3. The photovoltaic power station flexible support block assembly for easy installation and disassembly according to claim 2, characterized in that, One end of each of the connecting arms (11) away from the rotating frame (10) is fixedly connected to an elastic connecting plate (13), and one end of each of the elastic connecting plates (13) away from the connecting arm (11) is rotatably connected to a rotating shaft (12).
4. The photovoltaic power station flexible support block assembly for easy installation and disassembly according to claim 1, characterized in that, Two push seats (17) are fixedly connected to one side of the two side pressure plates (1), and elastic telescopic rods (16) are slidably connected to the inner walls of the multiple push seats (17).
5. A flexible support block assembly for photovoltaic power plants that is easy to install and disassemble according to claim 4, characterized in that, The outer walls of the two elastic telescopic rods (16) are fixedly connected to fixed seats (15), and the bottom ends of the fixed seats (15) are fixedly connected to snap-fit channel steel (14).

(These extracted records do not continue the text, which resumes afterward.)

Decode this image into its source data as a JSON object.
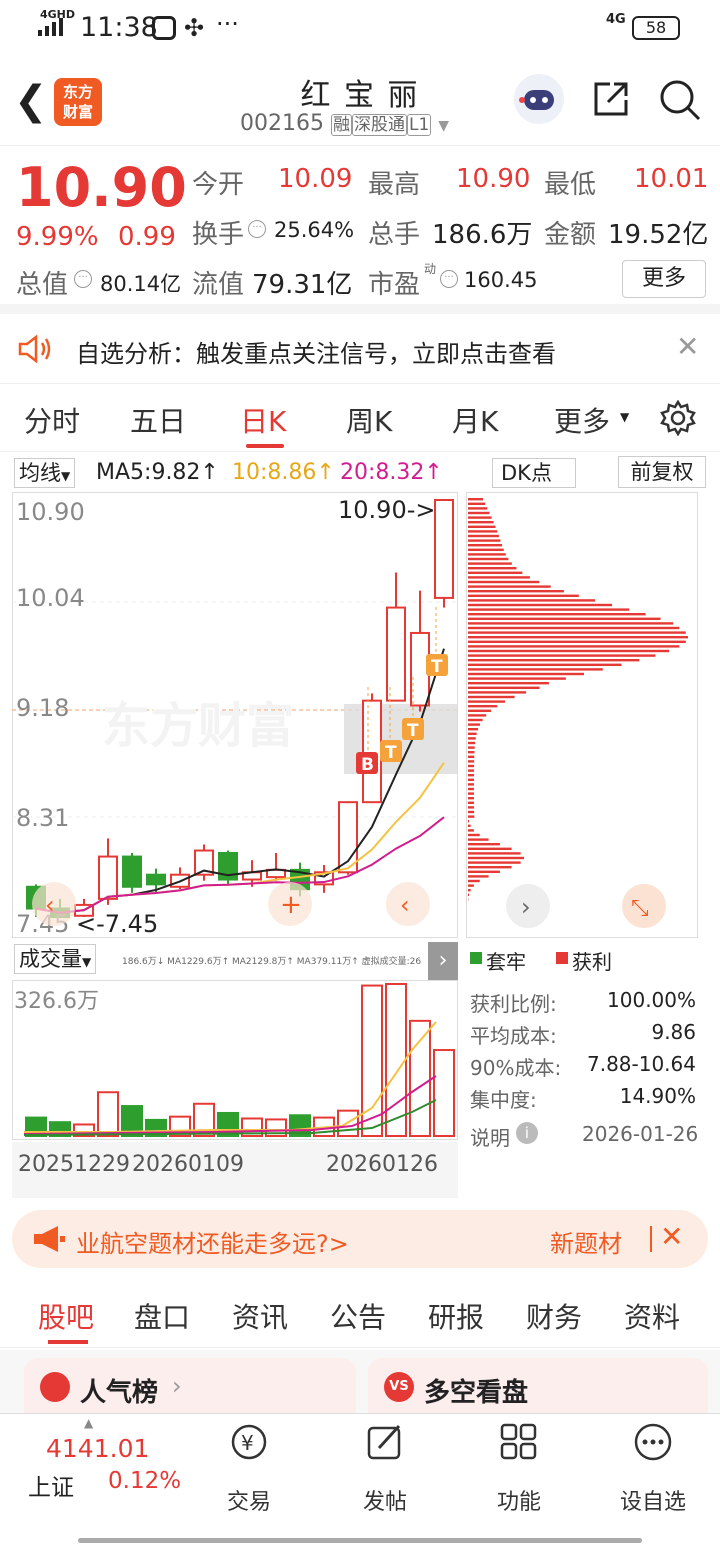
{
  "status": {
    "time": "11:38",
    "network": "4GHD",
    "network2": "4G",
    "battery": "58"
  },
  "header": {
    "brand": "东方\n财富",
    "stock_name": "红 宝 丽",
    "stock_code": "002165",
    "tag_rong": "融",
    "tag_sgt": "深股通",
    "tag_l1": "L1"
  },
  "quote": {
    "price": "10.90",
    "change_pct": "9.99%",
    "change": "0.99",
    "open_label": "今开",
    "open": "10.09",
    "high_label": "最高",
    "high": "10.90",
    "low_label": "最低",
    "low": "10.01",
    "turnover_label": "换手",
    "turnover": "25.64%",
    "volume_label": "总手",
    "volume": "186.6万",
    "amount_label": "金额",
    "amount": "19.52亿",
    "mcap_label": "总值",
    "mcap": "80.14亿",
    "float_label": "流值",
    "float": "79.31亿",
    "pe_label": "市盈",
    "pe_sup": "动",
    "pe": "160.45",
    "more_label": "更多"
  },
  "alert": {
    "text": "自选分析：触发重点关注信号，立即点击查看"
  },
  "tabs": [
    "分时",
    "五日",
    "日K",
    "周K",
    "月K",
    "更多"
  ],
  "active_tab": "日K",
  "kline": {
    "ma_selector": "均线",
    "ma5": "MA5:9.82↑",
    "ma10": "10:8.86↑",
    "ma20": "20:8.32↑",
    "dk_label": "DK点",
    "fq_label": "前复权",
    "y_labels": [
      "10.90",
      "10.04",
      "9.18",
      "8.31",
      "7.45"
    ],
    "high_marker": "10.90->",
    "low_marker": "<-7.45",
    "watermark": "东方财富"
  },
  "chip": {
    "legend_trapped": "套牢",
    "legend_profit": "获利",
    "rows": [
      {
        "label": "获利比例:",
        "value": "100.00%"
      },
      {
        "label": "平均成本:",
        "value": "9.86"
      },
      {
        "label": "90%成本:",
        "value": "7.88-10.64"
      },
      {
        "label": "集中度:",
        "value": "14.90%"
      }
    ],
    "note_label": "说明",
    "date": "2026-01-26"
  },
  "volume": {
    "selector": "成交量",
    "info": "186.6万↓ MA1229.6万↑ MA2129.8万↑ MA379.11万↑ 虚拟成交量:263.1万",
    "max_label": "326.6万",
    "dates": [
      "20251229",
      "20260109",
      "20260126"
    ]
  },
  "banner": {
    "text": "业航空题材还能走多远?>",
    "tag": "新题材"
  },
  "bottom_tabs": [
    "股吧",
    "盘口",
    "资讯",
    "公告",
    "研报",
    "财务",
    "资料"
  ],
  "cards": [
    {
      "title": "人气榜"
    },
    {
      "title": "多空看盘"
    }
  ],
  "bottom_bar": {
    "index_value": "4141.01",
    "index_name": "上证",
    "index_pct": "0.12%",
    "items": [
      "交易",
      "发帖",
      "功能",
      "设自选"
    ]
  },
  "chart_data": {
    "type": "candlestick",
    "y_range": [
      7.45,
      10.9
    ],
    "candles": [
      {
        "o": 7.7,
        "c": 7.52,
        "h": 7.72,
        "l": 7.45
      },
      {
        "o": 7.52,
        "c": 7.45,
        "h": 7.6,
        "l": 7.45
      },
      {
        "o": 7.46,
        "c": 7.55,
        "h": 7.6,
        "l": 7.45
      },
      {
        "o": 7.6,
        "c": 7.95,
        "h": 8.1,
        "l": 7.55
      },
      {
        "o": 7.95,
        "c": 7.7,
        "h": 7.98,
        "l": 7.65
      },
      {
        "o": 7.8,
        "c": 7.72,
        "h": 7.85,
        "l": 7.65
      },
      {
        "o": 7.7,
        "c": 7.8,
        "h": 7.86,
        "l": 7.68
      },
      {
        "o": 7.8,
        "c": 8.0,
        "h": 8.05,
        "l": 7.75
      },
      {
        "o": 7.98,
        "c": 7.76,
        "h": 8.0,
        "l": 7.72
      },
      {
        "o": 7.76,
        "c": 7.82,
        "h": 7.92,
        "l": 7.7
      },
      {
        "o": 7.78,
        "c": 7.84,
        "h": 7.98,
        "l": 7.75
      },
      {
        "o": 7.84,
        "c": 7.68,
        "h": 7.9,
        "l": 7.62
      },
      {
        "o": 7.72,
        "c": 7.82,
        "h": 7.88,
        "l": 7.65
      },
      {
        "o": 7.82,
        "c": 8.4,
        "h": 8.4,
        "l": 7.8
      },
      {
        "o": 8.4,
        "c": 9.24,
        "h": 9.3,
        "l": 8.4
      },
      {
        "o": 9.24,
        "c": 10.01,
        "h": 10.3,
        "l": 9.24
      },
      {
        "o": 9.2,
        "c": 9.8,
        "h": 10.15,
        "l": 9.15
      },
      {
        "o": 10.09,
        "c": 10.9,
        "h": 10.9,
        "l": 10.01
      }
    ],
    "volume": [
      40,
      30,
      25,
      95,
      65,
      35,
      42,
      70,
      50,
      38,
      36,
      45,
      40,
      55,
      326.6,
      330,
      250,
      186.6
    ]
  }
}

6. A flexible support block assembly for photovoltaic power plants that is easy to install and disassemble according to claim 1, characterized in that, The top of each of the push plates (5) is fixedly connected with an anti-slip step (4), and one side of each push plate (5) is slidably connected to the inner wall of the side pressure plate (1) by a limiting rod (3). The inner walls of both side pressure plates (1) are covered with anti-slip steps (2).
7. A flexible support block assembly for photovoltaic power plants that is easy to install and disassemble according to claim 1, characterized in that, A connecting plate (9) is fixedly connected to one side of the two side pressure plates (1) at the upper end, and a baffle plate (8) is fixedly connected to one side of the two connecting plates (9).